RESIDENTS have called for a rethink of proposals to transform chapel and crematorium facilities at a cemetery that opened in the early 1960s, saying the scheme could impact on the dignity of dead people.

Residents of the Hummersknott area of Darlington said the borough council’s plans to change the crematorium and build a contemporary chapel on nearby agricultural land should be sent back to the drawing board.

The council says the changes would increase the chapel’s capacity from 65 to 120 mourners, and see benefits of a 66-space car park, a hearse drop-off area and floral tribute areas, a garden of remembrance and additional burial plots.

The proposals, to be considered by the authority’s planning committee next week, would also see a new road would be built to the proposed chapel to form a link for the chapel service yard for transfer vehicles to move between the chapel and crematorium for cremations.

In documents submitted for the application, a council spokesman said the proposed chapel had to be separate from the existing crematorium due to the development restrictions, such as graves, and regulatory restrictions on the crematorium dictated it could not be relocated.

An officer’s report to the planning committee states local residents had lodged objections to the scheme over “compassion for the deceased being moved around the cemetery due to the split site arrangement”.

One objector stated: “I strongly object to this on the grounds that this is completely undignified for both the deceased and the friends and family.

“The idea of the deceased having to travel to another building after loved ones have said goodbye and the casket disappears behind the curtain is both sad and treats the dead like a commodity.”
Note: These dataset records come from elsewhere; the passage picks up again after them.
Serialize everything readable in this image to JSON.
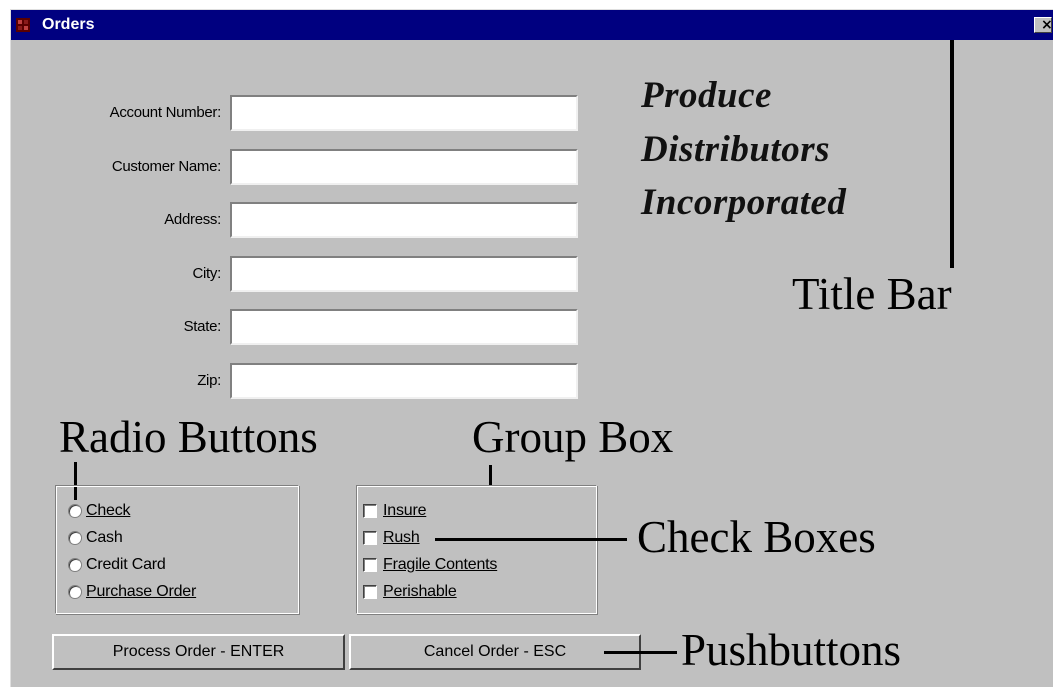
{
  "window": {
    "title": "Orders",
    "close_glyph": "×",
    "title_bar_color": "#000080",
    "face_color": "#c0c0c0",
    "app_icon": "orders-app-icon"
  },
  "form": {
    "fields": [
      {
        "label": "Account Number:",
        "value": ""
      },
      {
        "label": "Customer Name:",
        "value": ""
      },
      {
        "label": "Address:",
        "value": ""
      },
      {
        "label": "City:",
        "value": ""
      },
      {
        "label": "State:",
        "value": ""
      },
      {
        "label": "Zip:",
        "value": ""
      }
    ]
  },
  "company": {
    "line1": "Produce",
    "line2": "Distributors",
    "line3": "Incorporated"
  },
  "payment_options": [
    {
      "label": "Check",
      "selected": false
    },
    {
      "label": "Cash",
      "selected": false
    },
    {
      "label": "Credit Card",
      "selected": false
    },
    {
      "label": "Purchase Order",
      "selected": false
    }
  ],
  "order_options": [
    {
      "label": "Insure",
      "checked": false
    },
    {
      "label": "Rush",
      "checked": false
    },
    {
      "label": "Fragile Contents",
      "checked": false
    },
    {
      "label": "Perishable",
      "checked": false
    }
  ],
  "buttons": {
    "process": "Process Order - ENTER",
    "cancel": "Cancel Order - ESC"
  },
  "callouts": {
    "title_bar": "Title Bar",
    "radio_buttons": "Radio Buttons",
    "group_box": "Group Box",
    "check_boxes": "Check Boxes",
    "pushbuttons": "Pushbuttons"
  }
}
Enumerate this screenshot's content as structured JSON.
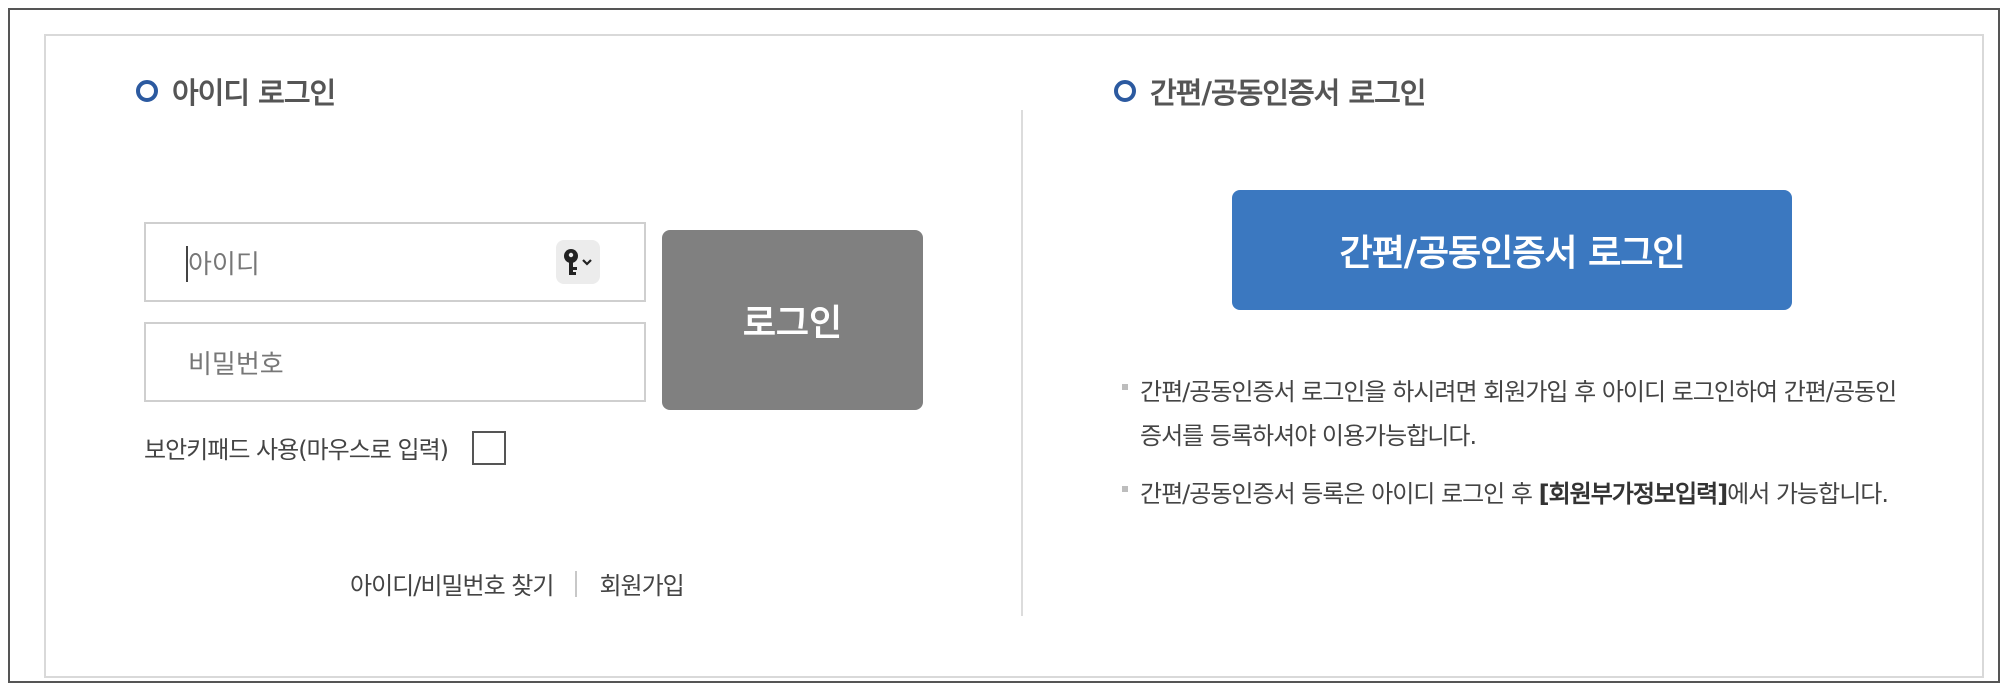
{
  "id_login": {
    "title": "아이디 로그인",
    "id_placeholder": "아이디",
    "password_placeholder": "비밀번호",
    "login_button": "로그인",
    "secure_keypad_label": "보안키패드 사용(마우스로 입력)",
    "find_link": "아이디/비밀번호 찾기",
    "signup_link": "회원가입"
  },
  "cert_login": {
    "title": "간편/공동인증서 로그인",
    "button": "간편/공동인증서 로그인",
    "note1": "간편/공동인증서 로그인을 하시려면 회원가입 후 아이디 로그인하여 간편/공동인증서를 등록하셔야 이용가능합니다.",
    "note2_prefix": "간편/공동인증서 등록은 아이디 로그인 후 ",
    "note2_bold": "[회원부가정보입력]",
    "note2_suffix": "에서 가능합니다."
  },
  "colors": {
    "accent": "#3b78c0",
    "ring": "#2c5aa0",
    "login_button": "#808080"
  },
  "icons": {
    "key": "key-icon",
    "chevron": "chevron-down-icon",
    "section_marker": "circle-icon"
  }
}
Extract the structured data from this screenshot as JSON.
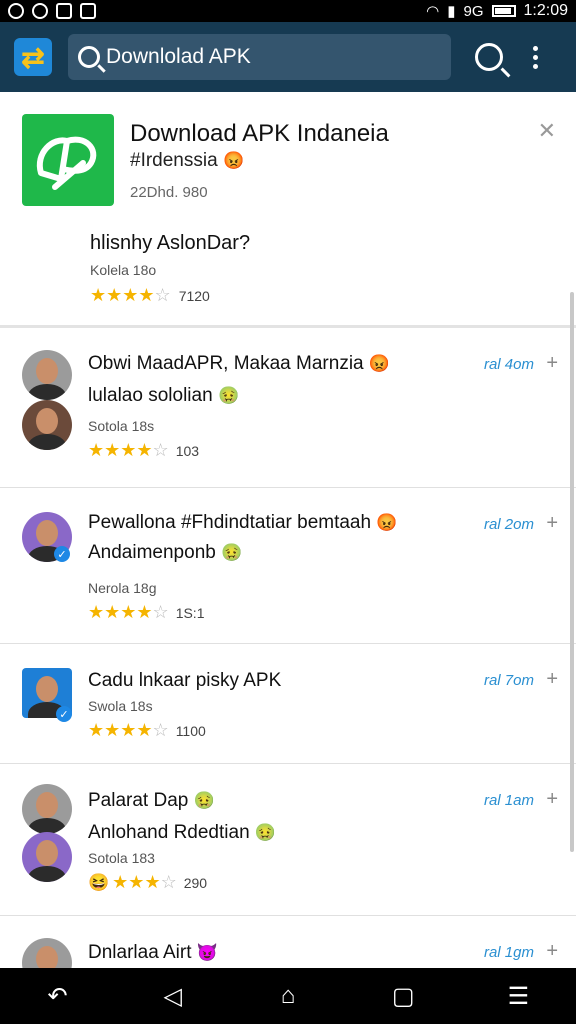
{
  "status_bar": {
    "time": "1:2:09",
    "signal_label": "9G"
  },
  "toolbar": {
    "search_text": "Downlolad APK"
  },
  "featured": {
    "title": "Download APK Indaneia",
    "subtitle": "#Irdenssia",
    "meta": "22Dhd. 980",
    "question": "hlisnhy AslonDar?",
    "category": "Kolela 18o",
    "rating_count": "7120",
    "stars": 4
  },
  "list": [
    {
      "title": "Obwi MaadAPR, Makaa Marnzia",
      "subtitle": "lulalao sololian",
      "category": "Sotola 18s",
      "rating_count": "103",
      "time": "ral 4om",
      "stars": 4
    },
    {
      "title": "Pewallona #Fhdindtatiar bemtaah",
      "subtitle": "Andaimenponb",
      "category": "Nerola 18g",
      "rating_count": "1S:1",
      "time": "ral 2om",
      "stars": 4
    },
    {
      "title": "Cadu lnkaar pisky APK",
      "subtitle": "",
      "category": "Swola 18s",
      "rating_count": "1100",
      "time": "ral 7om",
      "stars": 4
    },
    {
      "title": "Palarat Dap",
      "subtitle": "Anlohand Rdedtian",
      "category": "Sotola 183",
      "rating_count": "290",
      "time": "ral 1am",
      "stars": 4
    },
    {
      "title": "Dnlarlaa Airt",
      "subtitle": "",
      "category": "",
      "rating_count": "",
      "time": "ral 1gm",
      "stars": 0
    }
  ],
  "icons": {
    "app_logo": "arrows-logo-icon",
    "search": "search-icon",
    "overflow": "more-vert-icon",
    "close": "close-icon",
    "add": "plus-icon",
    "nav_back": "back-icon",
    "nav_triangle": "triangle-back-icon",
    "nav_home": "home-icon",
    "nav_recents": "recents-icon",
    "nav_menu": "menu-icon"
  },
  "colors": {
    "toolbar": "#163a52",
    "search_box": "#34556e",
    "accent_time": "#2a8fd1",
    "star": "#f5b400",
    "app_green": "#1fb84a"
  }
}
Calling for the local authority to drop the proposals and find an alternative site in Darlington borough for the cemetery, crematorium and chapel, another objector stated: “There is no dignity in moving a body across a site in view of onlookers when the body has already been committed.”

Despite the objections, officers have recommended the proposals be approved, saying the range of public benefits arising from the development were considered sufficient to offset the harm it would cause.